Adaptations of Stephen King’s works have always been a tricky proposition. King is unquestionably a master of the written word, effectively crafting many a tale short and long with a horrific or sci-fi bend to them (many times, both). Works in the written medium, however, don’t always translate effectively to the screens of televisions and movie theaters, and there is a litany of King’s works that have been translated with wildly varying degrees of success. Whatever your opinions are of most of these adaptations, the general consensus is that 2017’s feature film ‘IT’ was not only one of the best King translations to the screen, but also one of the best horror films to be released in recent memory. The problem: the movie told only half the story, and as inevitable as some movie’s sequels feel, the release of ‘IT: Chapter 2’ was downright necessary.
So, here we are: the day I’m writing this is actually two years to the day from my first advance-screening of the first film, and the memory of that experience still feels fresh in my mind. In my 2017 review of ‘IT,’ my biggest knock against the film is that the presentation was very heavy on the scare factor, but somewhat lacking in the character development arena. ‘IT: Chapter Two’ suffers from the same malady, unfortunately, with the added issue of now not only under-developing the characters as children, but also doing a disservice to their grown-up counterparts as well.
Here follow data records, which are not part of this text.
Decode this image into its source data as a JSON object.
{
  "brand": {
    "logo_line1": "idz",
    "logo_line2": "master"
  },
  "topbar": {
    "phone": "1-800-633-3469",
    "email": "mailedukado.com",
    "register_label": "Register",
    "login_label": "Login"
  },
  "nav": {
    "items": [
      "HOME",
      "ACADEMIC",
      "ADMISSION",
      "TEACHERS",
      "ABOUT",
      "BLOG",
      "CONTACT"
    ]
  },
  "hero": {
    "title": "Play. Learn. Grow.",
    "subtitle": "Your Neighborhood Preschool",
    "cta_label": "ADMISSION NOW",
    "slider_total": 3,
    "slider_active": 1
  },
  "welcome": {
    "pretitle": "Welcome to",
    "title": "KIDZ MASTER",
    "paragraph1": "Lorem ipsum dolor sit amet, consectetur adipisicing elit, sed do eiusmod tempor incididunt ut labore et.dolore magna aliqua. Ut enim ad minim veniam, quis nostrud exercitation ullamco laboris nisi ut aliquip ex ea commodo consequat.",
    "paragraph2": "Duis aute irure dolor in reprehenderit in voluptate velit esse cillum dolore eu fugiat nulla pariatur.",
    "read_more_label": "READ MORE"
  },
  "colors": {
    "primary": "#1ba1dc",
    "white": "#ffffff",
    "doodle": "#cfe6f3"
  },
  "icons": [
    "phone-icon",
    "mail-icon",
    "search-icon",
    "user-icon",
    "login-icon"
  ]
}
Add in the fact that this sequel oddly tries to shoe-horn in an odd amount of comedic moments, and you’ve got a film that is overall effective in its presentation as a “scary movie,” but feels like a missed opportunity to build on the excellent quality of the first film and really take things to the “next level.”
‘IT: Chapter 2’ is meant to be the story of the characters as adults and their return to the small town of Derry to once again fight the other-worldly terror that manifests itself as Pennywise the Clown (Bill Skarsgard). The movie, however, spends a surprising amount of time still focused on the younger versions of the characters, which at times feels like a disservice to the stellar “adult cast,” even though the kids are wonderful actors as well.
Certainly, the movie clearly shows how the horrors of the past are affecting the characters in the present, who have almost all moved out of town in order to get on with their lives. Only Mike (Isaiah Mustafa) remained in Derry, becoming a librarian and keeping the proverbial watch on Pennywise. Bill (James McAvoy) remains haunted (in more than one way) by the death of his brother, Georgie, in the first film; he is now a successful writer but, in a not-so-sly nod to King himself, has trouble crafting effective endings to his stories. Beverly (Jessica Chastain) has traded an abusive father for an abusive marriage – a fact that is a driving point for the character herself but is largely ignored as the film progresses. Ben (Jay Ryan) is no longer the “chubby kid,” as he has gotten fit and successful in his career as an architect, but he still struggles psychologically with the specter bullying he endured in his youth. Richie (Bill Hader) has found a career as a comedian, but his struggles with alcohol abuse show a deeper pain that is always present. Eddie (James Ransone) is your typical high-stress, high-strung adult who can’t ever seem to appreciate anything in his life for what it is.
They all begrudgingly end up back in their hometown when Mike reaches out to them; Pennywise has awoken and terrors are beginning anew, and only the Loser’s Club has what it takes to try and stop him. You don’t need me to tell you that the supernatural being spends most of the film trying to make the character’s lives a literal living Hell, and that there are scares aplenty. The horror is effective; the jokes are funny, although some viewers are likely to feel that it’s too much for a movie like this – the opinion on this will be your own.
The cast is great, as one would expect from this level of talent all gathered together. Director Andy Muschietti and the creative team clearly had a vision in place for these two films from the get-go, and on the whole, they have succeeded in creating an effective scare experience. I know I said earlier that the film feels like a missed opportunity to take things to the “next level,” but it’s hard to quantify what that entails – all in all, I’ve been pleased with my movie-watching experience with both the original and this sequel, but throughout both films, I’ve just had a nagging feeling that I’ve wanted something more out of the experience. Whether that’s something that others will also feel or is simply just my high expectations being met to only varying degrees, it’s hard to say for sure.
Listen, folks: the original novel version of ‘IT’ clocks in at over 1,100 pages; that’s a tall order for any sort of moving-picture adaptation. Muschietti gives the viewer over five hours of screen time to effectively tell the tale and, overall, the two films are above average in many ways. This is likely the best adaptation of ‘IT’ that viewers will ever see, and while expectations were always high, on the whole, the cast and crew gave us a two-part cinematic experience that audiences should be able to enjoy.